Solution 8 - Mongodb

None of the solutions mentioned above worked for me. I researched it further and found out that I had to include the useNewUrlParser parameter.

mongoose.connect(db, {
    useNewUrlParser : true
    },
    err => {
    if (err){
        console.error('Error: ' + err)
    }
    else{
        console.log('Connected to MongoDb')
    }
})

From what I understand, you need a specific version of MongoDB in order to use this. For more details, check Avoid “current URL string parser is deprecated” warning by setting useNewUrlParser to true

It is to get rid of the warning but clearly the version also affect the required parameter.

I haven't tested all special characters but it definitely works with '@#$'.

Hope this helps.

Solution 9 - Mongodb

sometimes you need to connect to the DB using other tools that accept string only as connection string. so just change the @ sign with %40

Solution 10 - Mongodb

Also, if your password contains a percentage, %, Because the percent ("%") character serves as the indicator for percent-encoded octets, it must be percent-encoded as "%25" for that octet to be used as data within a URI

for example, if your password is John%Doe, the new transformed password will be John%25Doe or If password is Paul%20Wait, New Password will be Paul%2520Wait

mongoClient.connect("mongodb://username:John%25Doe@host:port/dbname", function(err, db) {
// password is John%Doe
    }`enter code here`
);

Solution 11 - Mongodb

This solution requires an extra dependency, but it was what finally worked for me.

Add mongodb-uri to your project and the following lines to your code:

const mongoose = require('mongoose')
const mongodbUri = require('mongodb-uri')
let mongooseUri = mongodbUri.formatMongoose(config.mongo.uri)
mongoose.connect(mongooseUri, config.mongo.options)

I found this suggestion in mongoose's GitHub issue #6044.

Solution 12 - Mongodb

Use this,

mongoose.connect(process.env.MONGO_URI, { useNewUrlParser: true}).then(()=>console.log("DB connected"));

Solution 13 - Mongodb

If the username or password includes the at sign @, colon :, slash /, or the percent sign % character, use percent encoding.

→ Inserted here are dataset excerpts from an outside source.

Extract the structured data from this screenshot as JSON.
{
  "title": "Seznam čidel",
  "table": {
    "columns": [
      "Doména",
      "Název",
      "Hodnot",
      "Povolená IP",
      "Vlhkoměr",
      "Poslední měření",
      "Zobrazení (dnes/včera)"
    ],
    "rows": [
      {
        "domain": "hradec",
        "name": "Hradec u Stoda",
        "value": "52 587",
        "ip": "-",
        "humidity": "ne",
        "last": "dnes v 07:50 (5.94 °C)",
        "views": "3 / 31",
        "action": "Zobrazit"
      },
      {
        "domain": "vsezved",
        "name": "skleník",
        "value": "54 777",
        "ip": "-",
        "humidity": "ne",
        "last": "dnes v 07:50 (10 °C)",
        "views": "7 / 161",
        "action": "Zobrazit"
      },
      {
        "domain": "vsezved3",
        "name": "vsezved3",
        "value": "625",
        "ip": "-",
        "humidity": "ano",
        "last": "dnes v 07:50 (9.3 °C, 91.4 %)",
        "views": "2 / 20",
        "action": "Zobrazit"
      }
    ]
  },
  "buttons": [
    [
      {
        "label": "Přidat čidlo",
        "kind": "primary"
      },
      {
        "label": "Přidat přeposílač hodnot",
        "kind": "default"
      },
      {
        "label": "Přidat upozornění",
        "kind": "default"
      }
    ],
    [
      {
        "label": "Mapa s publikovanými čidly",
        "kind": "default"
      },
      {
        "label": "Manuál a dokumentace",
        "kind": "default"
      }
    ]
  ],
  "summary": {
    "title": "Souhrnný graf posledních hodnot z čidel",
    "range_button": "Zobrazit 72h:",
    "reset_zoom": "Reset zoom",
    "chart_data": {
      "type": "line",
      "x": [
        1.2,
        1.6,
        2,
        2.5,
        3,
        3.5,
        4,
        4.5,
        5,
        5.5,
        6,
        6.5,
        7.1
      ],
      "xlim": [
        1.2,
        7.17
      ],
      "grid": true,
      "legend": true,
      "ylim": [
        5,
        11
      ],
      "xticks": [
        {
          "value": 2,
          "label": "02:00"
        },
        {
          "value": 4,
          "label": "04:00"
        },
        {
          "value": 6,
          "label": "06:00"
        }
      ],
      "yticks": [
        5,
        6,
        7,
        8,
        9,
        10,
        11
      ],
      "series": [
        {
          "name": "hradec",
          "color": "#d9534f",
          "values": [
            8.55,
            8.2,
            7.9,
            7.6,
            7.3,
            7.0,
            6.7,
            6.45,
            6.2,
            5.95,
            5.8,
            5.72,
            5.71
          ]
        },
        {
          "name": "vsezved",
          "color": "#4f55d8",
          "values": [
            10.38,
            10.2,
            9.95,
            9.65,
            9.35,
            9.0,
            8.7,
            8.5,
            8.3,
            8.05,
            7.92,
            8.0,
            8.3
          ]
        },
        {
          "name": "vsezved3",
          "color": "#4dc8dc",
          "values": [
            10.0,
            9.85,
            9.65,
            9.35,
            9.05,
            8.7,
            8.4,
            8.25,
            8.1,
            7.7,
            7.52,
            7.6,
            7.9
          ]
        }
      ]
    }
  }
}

Mongo Docs: https://docs.mongodb.com/manual/reference/connection-string/

Solution 14 - Mongodb

I was attempting this in python and I had a similar error. This worked for me.

import pymongo

client = pymongo.MongoClient("mongodb://username:12%40password@ip:27017/sample_db") 
db = client.sample_db
# print the number of documents in a collection
print(db.collection.count())

12%40password represents your password and assumes it has a special character (e.g. @ - represented by %40) - username is your mongodb username , ip - your ip address and sample_db the database under mongodb that you wish to connect to.

Solution 15 - Mongodb

This one worked for me

This one is a MongoDB 2020 Update If You're using a separate env file then just add your

mongoose.connect('url',
{
    useNewUrlParser: true, 
    useUnifiedTopology: true 
});

Solution 16 - Mongodb

Apparently I faced something similar, but I was not able to find any way around it other than avoiding special characters in password. I tried other special characters (^ % &) none of them works with the password in URL string. But the MongoDB doc says only

: / ? # [ ] @

these characters need to be percent-encoded.

I tried encoding most of them in my password combinations, but none of them are working.